Bidder groups see the support of existing GLP management, led by Chief Executive Officer Ming Mei, as key to the success of their offers, the people said. The company, which owns industrial property in China, Japan, the U.S. and Brazil, has asked for first-round offers by early February, people with knowledge of the matter said previously.
A purchase of GLP would help an acquirer take advantage of a boom in demand for warehouse space from e-commerce companies like Alibaba Group Holding Ltd. and JD.com Inc.

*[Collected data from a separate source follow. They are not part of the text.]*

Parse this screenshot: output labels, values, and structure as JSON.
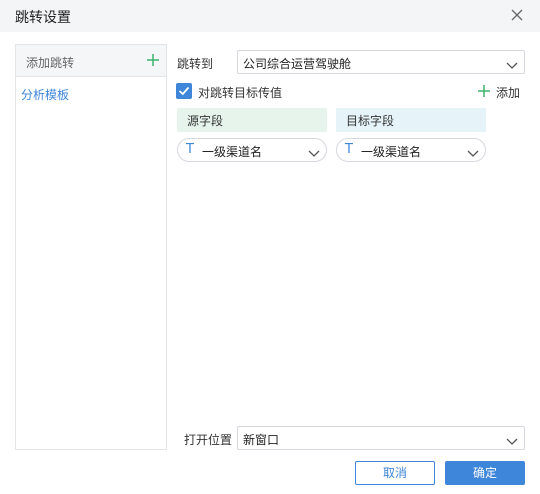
{
  "dialog": {
    "title": "跳转设置"
  },
  "sidebar": {
    "header_label": "添加跳转",
    "items": [
      {
        "label": "分析模板"
      }
    ]
  },
  "jump_to": {
    "label": "跳转到",
    "value": "公司综合运营驾驶舱"
  },
  "pass_value": {
    "label": "对跳转目标传值",
    "checked": true
  },
  "add_field": {
    "label": "添加"
  },
  "mapping": {
    "source_header": "源字段",
    "target_header": "目标字段",
    "rows": [
      {
        "source": "一级渠道名",
        "target": "一级渠道名",
        "type_icon": "T"
      }
    ]
  },
  "open_position": {
    "label": "打开位置",
    "value": "新窗口"
  },
  "buttons": {
    "cancel": "取消",
    "confirm": "确定"
  },
  "colors": {
    "accent": "#3d86d9",
    "add_green": "#3cb46e"
  }
}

GLP said last month it would conduct a strategic review of options to improve shareholder value after a request from its biggest investor, Singapore sovereign fund GIC Pte.
“For investors going long on Asia, logistics offers a direct play into the urbanization story as Asian consumers seek developed-world standard of goods and services,” Priyaranjan Kumar, regional executive director of capital markets at Cushman & Wakefield Inc. in Singapore, said by phone Thursday. “It is not surprising to see the likes of Warburg Pincus wanting to take advantage of market dislocations and further strengthen their Asia platform.”

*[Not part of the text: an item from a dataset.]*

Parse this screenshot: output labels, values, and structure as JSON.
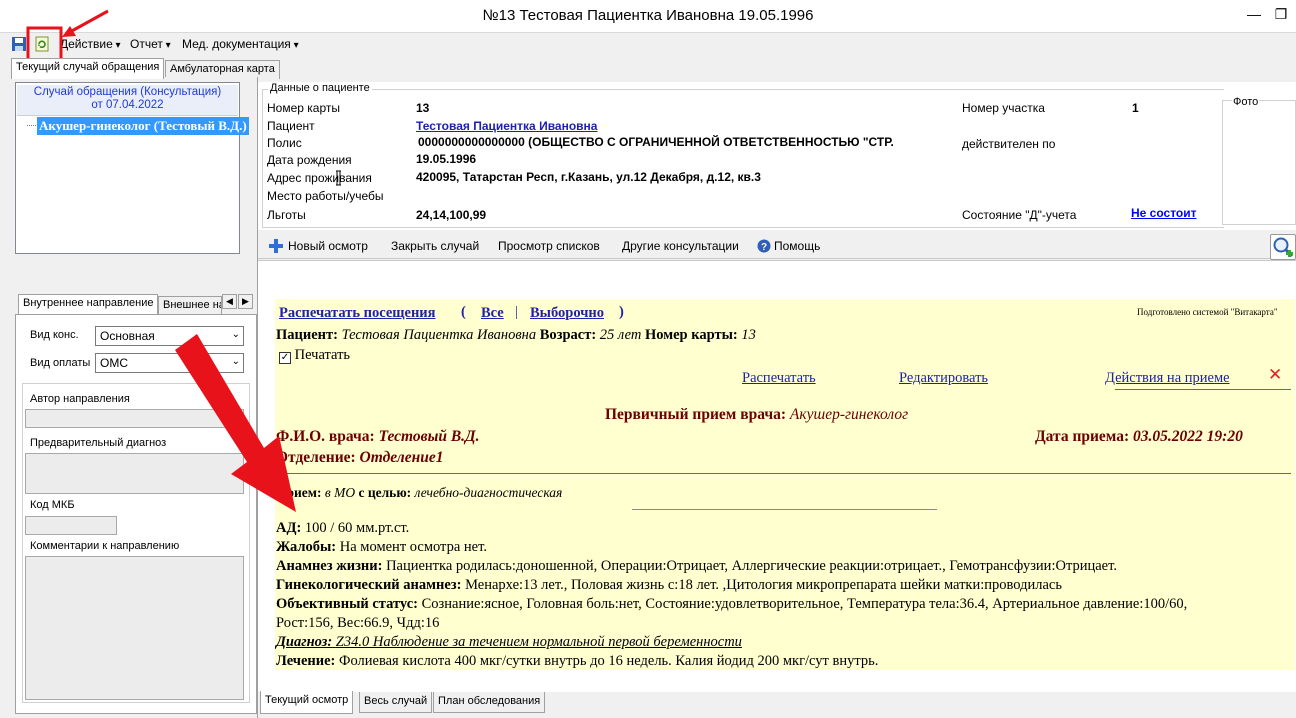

Shares of GLP surged as much as 7.6 percent in Singapore trading Thursday, hitting the highest intraday level since June 2015. Representatives or officials at Blackstone, GLP, Hopu and Warburg Pincus declined to comment.
Beijing-based Hopu has been holding talks with Hillhouse Capital Management and other investors about making a joint offer for GLP, people with knowledge of the matter said in November. Hopu was part of a consortium that invested $2.5 billion in GLP’s Chinese business in 2014.
The private equity firm’s founder, veteran dealmaker Fang Fenglei, joined GLP’s investment committee that year and was appointed to the Singapore company’s board as a non-executive director.
Any deal would depend on the receptiveness of GIC, who holds a 37 percent stake in GLP, people with knowledge of the matter said in November. Hillhouse owns 8.2 percent of the company, data compiled by Bloomberg show.
GLP teamed up with GIC in a 2014 deal to buy IndCor Properties Inc. from Blackstone for $8.1 billion. The acquisition gave GLP access to about 117 million square feet (10.9 million square meters) of industrial real estate and helped boost its footprint in the U.S.
Blackstone is the world’s biggest private-equity real estate investor, with about $102 billion of assets under management in the industry, according to its website. It agreed in October to sell a $6.5 billion stake in Hilton Worldwide Holdings Inc. to China’s HNA Group Co., following a deal earlier in the year to sell Strategic Hotels & Resorts Inc. to Beijing-based Anbang Insurance Group Co.
Warburg Pincus has previously invested in e-Shang Redwood Group, which owns a portfolio of logistics properties in China, Japan and South Korea. The U.S. private equity firm is also leading a buyout of ARA Asset Management Ltd. that was announced in November, valuing the Singapore real estate investment firm at S$1.78 billion ($1.2 billion).